The reality is that pharmacists are missing the really big opportunity. Pharmacists have a great deal to offer by way of medication management, therapeutic determination, dosing, monitoring therapy, therapeutic substitution etc.…all of which evolve out of their core skills which are by discipline pharmacological/pharmaceutical. This happens today in many major hospitals. This is what pharmacists are educated to do, and any practice expansion should consider this direction, not some whimsical notion of playing doctor or nurse. As one physician recently aptly put it, “there is a big difference between medicines and medicine”.
To notion of imposing patient focussed, time consuming, professional services into a retail environment owned & controlled by non-pharmacists with little compensation, appears to be a significant leap of faith. And then to suggest that it is sustainable under the present scenario where any compensation would flow not to the pharmacist, but to the non-pharmacist owner, is even a wilder stretch. Why would pharmacists want to do this?

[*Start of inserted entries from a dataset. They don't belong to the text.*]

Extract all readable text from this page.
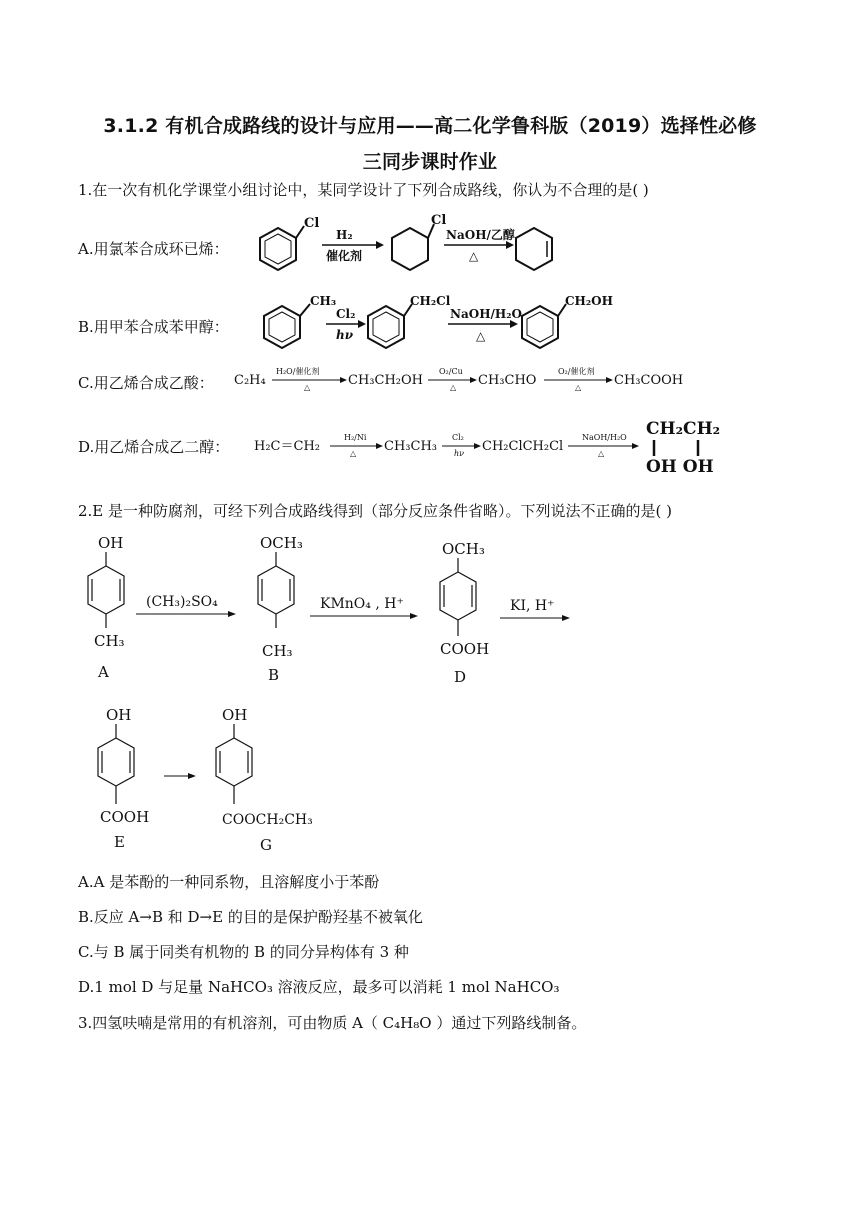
3.1.2 有机合成路线的设计与应用——高二化学鲁科版（2019）选择性必修
三同步课时作业
1.在一次有机化学课堂小组讨论中，某同学设计了下列合成路线，你认为不合理的是( )
A.用氯苯合成环已烯：
Cl
H₂
催化剂
Cl
NaOH/乙醇
△
B.用甲苯合成苯甲醇：
CH₃
Cl₂
hν
CH₂Cl
NaOH/H₂O
△
CH₂OH
C.用乙烯合成乙酸： C₂H₄
H₂O/催化剂
△	CH₃CH₂OH
O₂/Cu
△ CH₃CHO
O₂/催化剂
△	CH₃COOH
D.用乙烯合成乙二醇： H₂C＝CH₂
H₂/Ni
△ CH₃CH₃
Cl₂
hν CH₂ClCH₂Cl
NaOH/H₂O
△
CH₂CH₂
OH OH
2.E 是一种防腐剂，可经下列合成路线得到（部分反应条件省略）。下列说法不正确的是( )
OH
CH₃
A
(CH₃)₂SO₄
OCH₃
CH₃
B
KMnO₄ , H⁺
OCH₃
COOH
D
KI, H⁺
OH
COOH
E
OH
COOCH₂CH₃
G
A.A 是苯酚的一种同系物，且溶解度小于苯酚
B.反应 A→B 和 D→E 的目的是保护酚羟基不被氧化
C.与 B 属于同类有机物的 B 的同分异构体有 3 种
D.1 mol D 与足量 NaHCO₃ 溶液反应，最多可以消耗 1 mol NaHCO₃
3.四氢呋喃是常用的有机溶剂，可由物质 A（ C₄H₈O ）通过下列路线制备。
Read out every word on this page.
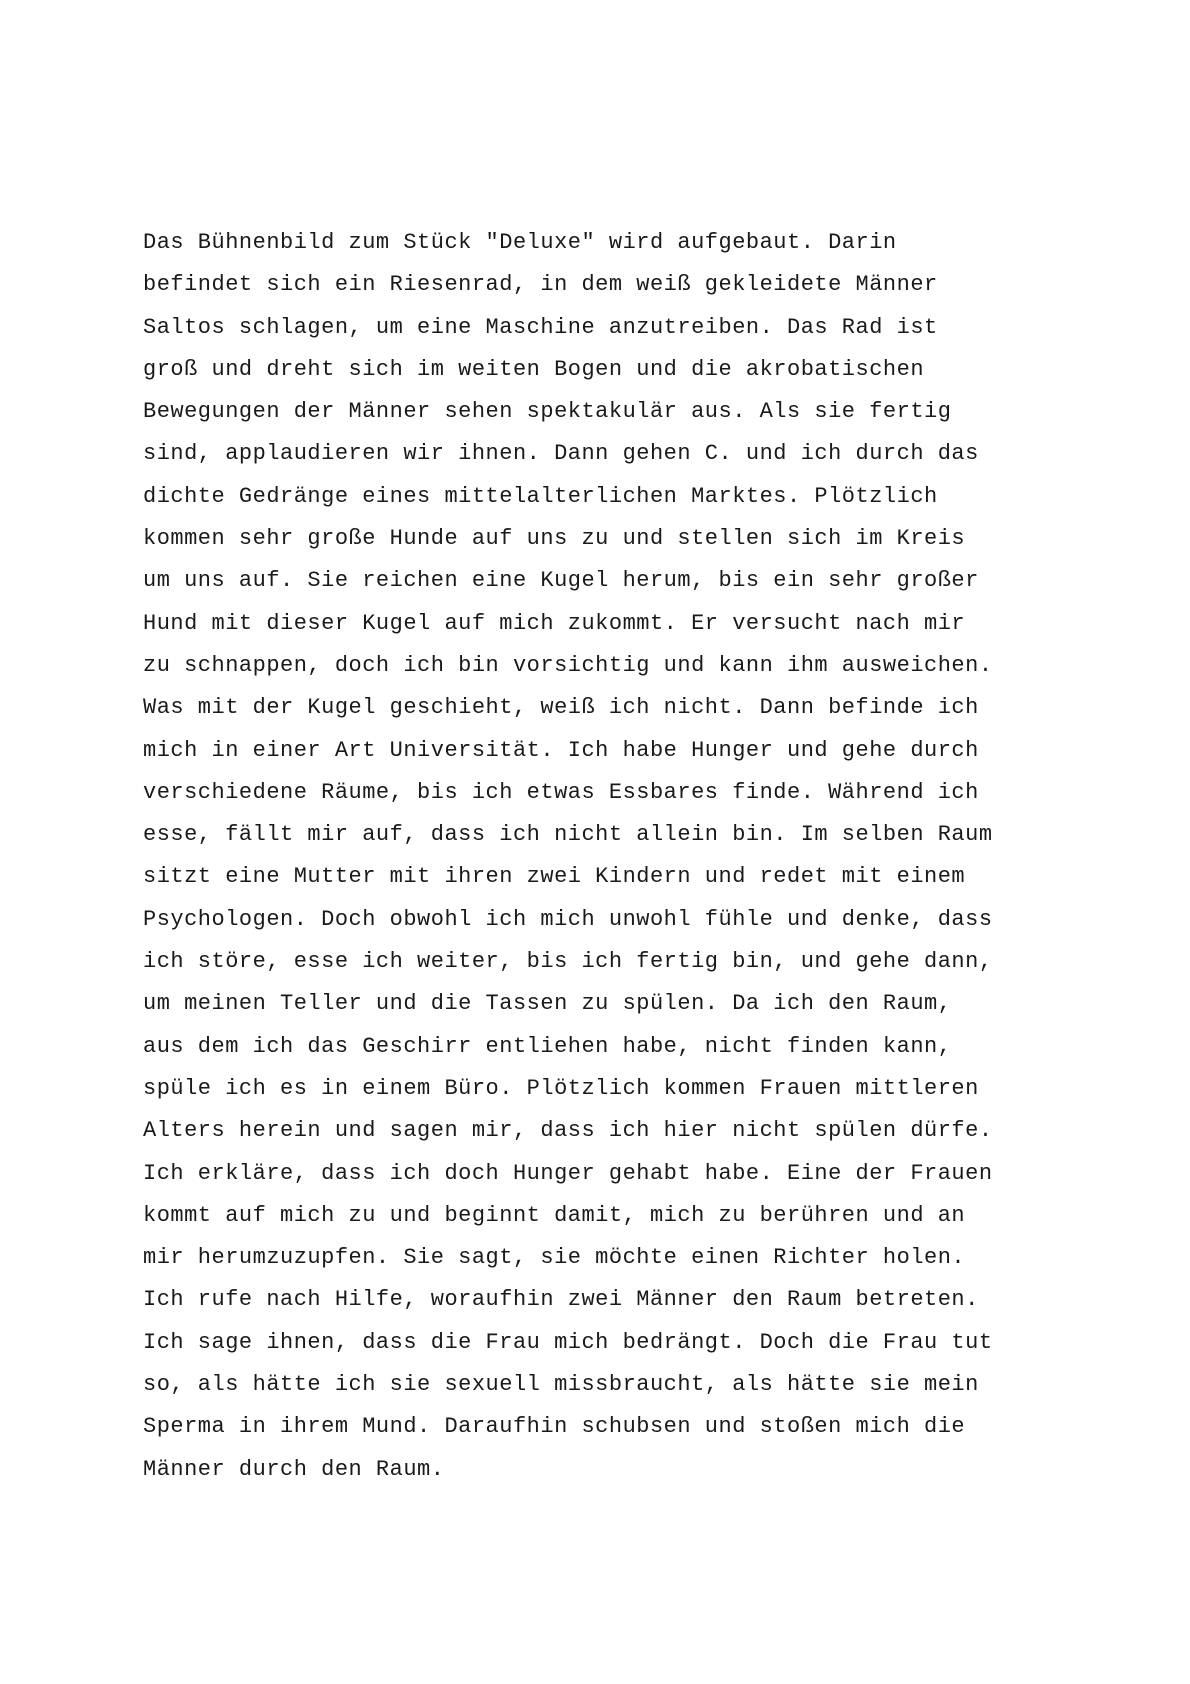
Das Bühnenbild zum Stück "Deluxe" wird aufgebaut. Darin
befindet sich ein Riesenrad, in dem weiß gekleidete Männer
Saltos schlagen, um eine Maschine anzutreiben. Das Rad ist
groß und dreht sich im weiten Bogen und die akrobatischen
Bewegungen der Männer sehen spektakulär aus. Als sie fertig
sind, applaudieren wir ihnen. Dann gehen C. und ich durch das
dichte Gedränge eines mittelalterlichen Marktes. Plötzlich
kommen sehr große Hunde auf uns zu und stellen sich im Kreis
um uns auf. Sie reichen eine Kugel herum, bis ein sehr großer
Hund mit dieser Kugel auf mich zukommt. Er versucht nach mir
zu schnappen, doch ich bin vorsichtig und kann ihm ausweichen.
Was mit der Kugel geschieht, weiß ich nicht. Dann befinde ich
mich in einer Art Universität. Ich habe Hunger und gehe durch
verschiedene Räume, bis ich etwas Essbares finde. Während ich
esse, fällt mir auf, dass ich nicht allein bin. Im selben Raum
sitzt eine Mutter mit ihren zwei Kindern und redet mit einem
Psychologen. Doch obwohl ich mich unwohl fühle und denke, dass
ich störe, esse ich weiter, bis ich fertig bin, und gehe dann,
um meinen Teller und die Tassen zu spülen. Da ich den Raum,
aus dem ich das Geschirr entliehen habe, nicht finden kann,
spüle ich es in einem Büro. Plötzlich kommen Frauen mittleren
Alters herein und sagen mir, dass ich hier nicht spülen dürfe.
Ich erkläre, dass ich doch Hunger gehabt habe. Eine der Frauen
kommt auf mich zu und beginnt damit, mich zu berühren und an
mir herumzuzupfen. Sie sagt, sie möchte einen Richter holen.
Ich rufe nach Hilfe, woraufhin zwei Männer den Raum betreten.
Ich sage ihnen, dass die Frau mich bedrängt. Doch die Frau tut
so, als hätte ich sie sexuell missbraucht, als hätte sie mein
Sperma in ihrem Mund. Daraufhin schubsen und stoßen mich die
Männer durch den Raum.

ESP is timely, but presently it appears to be taking a poorly thought out direction out of a desperate attempt at survival, and is mostly based on the notion of ‘accessibility’. Certainly pharmacists are very accessible. In many urban environments there are at least two or three times as many pharmacies as the market actually demands. If this is the value proposition, it’s an awfully thin one.
This accessibility notion, and the further self-described notion of ‘most trusted healthcare professional’ are very shaky platforms on which to build pharmacy’s future and they will not withstand the test of time.
Pharmacy ‘leaders’ must be compelled to take a second breath before going much further in this present rather ill-fated direction.